Dave, Since it seems like your school is on the right track, I'd be interested to hear what you all are doing, more specifically.

Do you know the origin of grades? It was so some British dude could make more money by teaching more students. Before that, teachers had to have few enough students that they could have a close enough relationship to monitor their learning. I wish I had a reference, but I'm coming up empty.

Maybe we should do something like
A = class ended with spontaneous group hug
B = 80% of class participated in group hug
C = sporadic high fives

David Cox said...

I was hoping you had the answer. :)

Do you have any examples of those well designed rubrics that you might be willing to share? How about exemplars of how students have taken these skills and turned them into real world applications? I agree that should be the goal, I'm just having a difficult time nailing down what it truly looks like. So far, it is a bunch of theory.

Post forthcoming on what it is we are actually doing at our site. I don't doubt the origin of grades. I also have a tough time seeing Socrates carrying around a gradebook and making marks every time someone asked a good question. Love the rubric, though. I think I'm gonna present that at Back to School Night. :)

MsAxthelm said...

Hi there -

I am currently student teaching and am finding I have a crisis in grading systems I see. In my education program, we read Marzano's "Classroom Assessment that Works" that outlines an idea for grading that tracks learning, not simply scoring. I would be interested to hear what you think of it, since I have as yet not had the opportunity to try it out.

Basically, assessments are created with a specific rubric in mind. The rubric assigns scores in four points that correlate with Bloom's taxonomy in levels of thinking. Levels I and II are about the ability to have basic recall with and without teacher assistance. The third level is proving application of an idea/skill, and the fourth level is being able to use that idea/skill in a way not demonstrated in class (purposefully not demonstrated).

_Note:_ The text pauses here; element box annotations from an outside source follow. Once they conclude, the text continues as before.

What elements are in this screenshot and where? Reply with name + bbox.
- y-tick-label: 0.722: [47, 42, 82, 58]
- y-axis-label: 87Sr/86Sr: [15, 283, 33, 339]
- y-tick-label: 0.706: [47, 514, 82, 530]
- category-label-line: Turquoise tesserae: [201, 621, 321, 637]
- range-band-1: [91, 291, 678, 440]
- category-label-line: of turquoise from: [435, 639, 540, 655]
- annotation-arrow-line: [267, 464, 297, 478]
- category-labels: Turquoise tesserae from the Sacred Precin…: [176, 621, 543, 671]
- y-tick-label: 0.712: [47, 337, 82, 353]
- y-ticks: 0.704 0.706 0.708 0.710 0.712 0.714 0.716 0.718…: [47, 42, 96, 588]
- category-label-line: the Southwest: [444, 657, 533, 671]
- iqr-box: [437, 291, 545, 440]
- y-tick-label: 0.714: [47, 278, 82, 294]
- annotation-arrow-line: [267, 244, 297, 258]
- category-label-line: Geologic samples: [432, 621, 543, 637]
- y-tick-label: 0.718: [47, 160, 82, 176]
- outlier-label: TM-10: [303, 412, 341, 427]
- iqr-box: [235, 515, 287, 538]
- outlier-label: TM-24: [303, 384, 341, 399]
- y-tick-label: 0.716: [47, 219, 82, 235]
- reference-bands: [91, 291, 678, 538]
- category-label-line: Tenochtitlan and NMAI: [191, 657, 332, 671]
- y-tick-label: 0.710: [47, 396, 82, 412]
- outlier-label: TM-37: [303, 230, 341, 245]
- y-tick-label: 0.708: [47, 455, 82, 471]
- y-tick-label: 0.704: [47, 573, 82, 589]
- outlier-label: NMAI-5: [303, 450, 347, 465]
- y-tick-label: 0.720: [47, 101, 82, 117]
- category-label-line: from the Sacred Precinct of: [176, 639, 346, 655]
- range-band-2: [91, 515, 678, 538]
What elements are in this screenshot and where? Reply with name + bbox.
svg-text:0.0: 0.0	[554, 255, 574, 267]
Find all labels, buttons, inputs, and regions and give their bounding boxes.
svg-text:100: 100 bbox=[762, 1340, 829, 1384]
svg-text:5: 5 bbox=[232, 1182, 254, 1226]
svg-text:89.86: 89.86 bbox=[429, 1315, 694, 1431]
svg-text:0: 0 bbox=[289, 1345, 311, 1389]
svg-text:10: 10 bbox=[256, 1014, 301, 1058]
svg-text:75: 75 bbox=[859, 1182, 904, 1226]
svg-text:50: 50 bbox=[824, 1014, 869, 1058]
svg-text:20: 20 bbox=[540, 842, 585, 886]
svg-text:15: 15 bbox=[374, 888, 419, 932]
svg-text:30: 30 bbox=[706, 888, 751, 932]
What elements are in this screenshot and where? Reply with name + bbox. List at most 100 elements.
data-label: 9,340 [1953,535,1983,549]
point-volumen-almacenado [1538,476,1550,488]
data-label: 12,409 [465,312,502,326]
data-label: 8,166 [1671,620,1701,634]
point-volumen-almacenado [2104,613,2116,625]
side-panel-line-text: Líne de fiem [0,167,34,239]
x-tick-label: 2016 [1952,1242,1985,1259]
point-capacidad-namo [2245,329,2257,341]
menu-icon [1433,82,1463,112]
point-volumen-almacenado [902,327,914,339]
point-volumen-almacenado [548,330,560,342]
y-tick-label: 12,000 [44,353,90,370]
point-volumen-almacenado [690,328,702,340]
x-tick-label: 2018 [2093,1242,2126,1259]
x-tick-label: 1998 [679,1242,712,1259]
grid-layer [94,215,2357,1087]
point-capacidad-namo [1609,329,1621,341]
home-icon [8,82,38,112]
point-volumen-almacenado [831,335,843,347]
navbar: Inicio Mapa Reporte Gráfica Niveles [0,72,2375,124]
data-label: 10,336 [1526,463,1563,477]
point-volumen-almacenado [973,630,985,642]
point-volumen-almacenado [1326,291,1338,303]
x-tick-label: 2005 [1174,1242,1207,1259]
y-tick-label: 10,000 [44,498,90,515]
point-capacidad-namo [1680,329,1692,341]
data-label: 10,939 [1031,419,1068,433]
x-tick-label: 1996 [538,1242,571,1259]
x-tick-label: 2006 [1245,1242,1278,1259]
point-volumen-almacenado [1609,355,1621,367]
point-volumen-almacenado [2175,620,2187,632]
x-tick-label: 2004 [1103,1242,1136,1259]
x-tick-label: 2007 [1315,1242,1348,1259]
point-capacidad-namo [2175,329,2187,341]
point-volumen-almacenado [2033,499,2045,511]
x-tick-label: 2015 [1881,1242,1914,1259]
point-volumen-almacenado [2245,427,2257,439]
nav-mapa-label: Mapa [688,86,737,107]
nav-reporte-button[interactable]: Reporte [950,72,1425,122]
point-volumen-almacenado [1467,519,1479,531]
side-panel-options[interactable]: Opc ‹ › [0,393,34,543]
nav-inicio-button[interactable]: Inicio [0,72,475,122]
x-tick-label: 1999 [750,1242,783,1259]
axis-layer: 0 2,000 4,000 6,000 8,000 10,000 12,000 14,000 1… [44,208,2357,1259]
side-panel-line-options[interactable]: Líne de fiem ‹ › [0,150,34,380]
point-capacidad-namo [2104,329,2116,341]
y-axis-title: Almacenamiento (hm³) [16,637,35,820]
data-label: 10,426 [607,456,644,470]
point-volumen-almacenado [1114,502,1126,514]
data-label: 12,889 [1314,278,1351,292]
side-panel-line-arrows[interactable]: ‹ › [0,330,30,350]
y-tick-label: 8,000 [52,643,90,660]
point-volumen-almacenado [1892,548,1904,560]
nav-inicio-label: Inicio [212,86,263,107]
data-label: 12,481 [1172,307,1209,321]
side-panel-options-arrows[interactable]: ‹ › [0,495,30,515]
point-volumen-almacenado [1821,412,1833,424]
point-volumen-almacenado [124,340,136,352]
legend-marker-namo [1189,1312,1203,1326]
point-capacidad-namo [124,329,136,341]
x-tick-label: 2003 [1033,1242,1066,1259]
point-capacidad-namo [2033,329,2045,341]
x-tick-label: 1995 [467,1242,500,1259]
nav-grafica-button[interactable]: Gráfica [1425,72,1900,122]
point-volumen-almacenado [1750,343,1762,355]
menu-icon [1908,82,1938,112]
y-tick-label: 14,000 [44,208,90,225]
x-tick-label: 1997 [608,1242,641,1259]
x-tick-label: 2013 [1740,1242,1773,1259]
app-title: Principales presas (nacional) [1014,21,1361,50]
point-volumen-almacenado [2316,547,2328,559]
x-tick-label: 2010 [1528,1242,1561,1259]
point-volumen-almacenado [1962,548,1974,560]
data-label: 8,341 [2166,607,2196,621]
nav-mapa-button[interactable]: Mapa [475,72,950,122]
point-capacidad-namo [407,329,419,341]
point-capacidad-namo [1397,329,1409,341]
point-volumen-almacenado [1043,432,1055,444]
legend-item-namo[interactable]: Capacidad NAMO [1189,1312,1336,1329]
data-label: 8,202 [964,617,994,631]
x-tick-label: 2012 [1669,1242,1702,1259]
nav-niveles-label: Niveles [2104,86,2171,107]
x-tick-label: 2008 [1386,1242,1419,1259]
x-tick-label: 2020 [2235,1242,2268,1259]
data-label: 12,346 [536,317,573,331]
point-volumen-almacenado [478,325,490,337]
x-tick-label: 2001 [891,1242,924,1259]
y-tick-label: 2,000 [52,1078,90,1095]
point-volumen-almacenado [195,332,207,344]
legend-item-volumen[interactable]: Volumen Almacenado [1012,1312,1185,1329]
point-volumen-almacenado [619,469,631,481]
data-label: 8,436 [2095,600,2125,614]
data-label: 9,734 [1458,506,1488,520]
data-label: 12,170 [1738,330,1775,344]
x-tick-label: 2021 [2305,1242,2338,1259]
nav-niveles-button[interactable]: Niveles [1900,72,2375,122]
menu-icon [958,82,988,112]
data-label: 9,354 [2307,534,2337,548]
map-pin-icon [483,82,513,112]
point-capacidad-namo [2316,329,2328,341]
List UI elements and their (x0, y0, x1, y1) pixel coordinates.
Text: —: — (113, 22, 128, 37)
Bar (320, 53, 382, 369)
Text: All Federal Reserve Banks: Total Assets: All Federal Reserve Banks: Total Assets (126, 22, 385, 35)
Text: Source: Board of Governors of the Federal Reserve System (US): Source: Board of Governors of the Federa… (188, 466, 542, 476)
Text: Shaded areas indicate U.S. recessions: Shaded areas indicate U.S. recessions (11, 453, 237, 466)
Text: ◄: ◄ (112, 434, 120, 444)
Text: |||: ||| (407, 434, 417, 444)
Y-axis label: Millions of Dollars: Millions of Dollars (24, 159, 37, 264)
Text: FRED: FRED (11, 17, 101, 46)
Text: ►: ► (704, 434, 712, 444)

The idea is to use assessments to give teachers an idea of the learning - and the level of learning - going on in each student's head. I have seen that teachers do this, but don't often quantify it.

Is this something like the group hug you hoped for? Do you think this might work?

Thanks for the conversation,

David Cox said...

Hi Joan
Yeah, that could be a way of assessing the group hug, I suppose. I have actually started using a very similar rubric when I grade my geometry tests. I have 2 or 3 problems that are basic, 1 or 2 that a proficient student should be able to do and 1 or 2 advanced problems. The question that interests me is what do you do with a student who nails both of the advanced problems but, for some reason, doesn't do the basic questions correctly? I am thinking that if the test is written well the skills necessary for the basic should be embedded in the advanced.

Quantification is the sticking point. Parents don't want to see a bunch of 1's, 2's, 3's and 4's because they don't know what it means. They want a letter. How do you take the rubric score (or series of rubric scores) and convert it to a letter grade?

David Cox said...

My class is kind of a hybrid. It has a grade level component and an enrichment component. On one hand, I assess them on the skills that make up our California State Standards. There is a given context and the skills are very specific. There aren't any "levels" of questions. For the enrichment, I definitely do levels. I am kicking around the idea of using median to determine an overall grade when it comes to the series of 1's, 2's, 3's, 4's and 5's that make up a student's proficiency levels on given concepts.

If a student can't do the advanced problem but can do the others, then yeah, they get a 4 which is a B.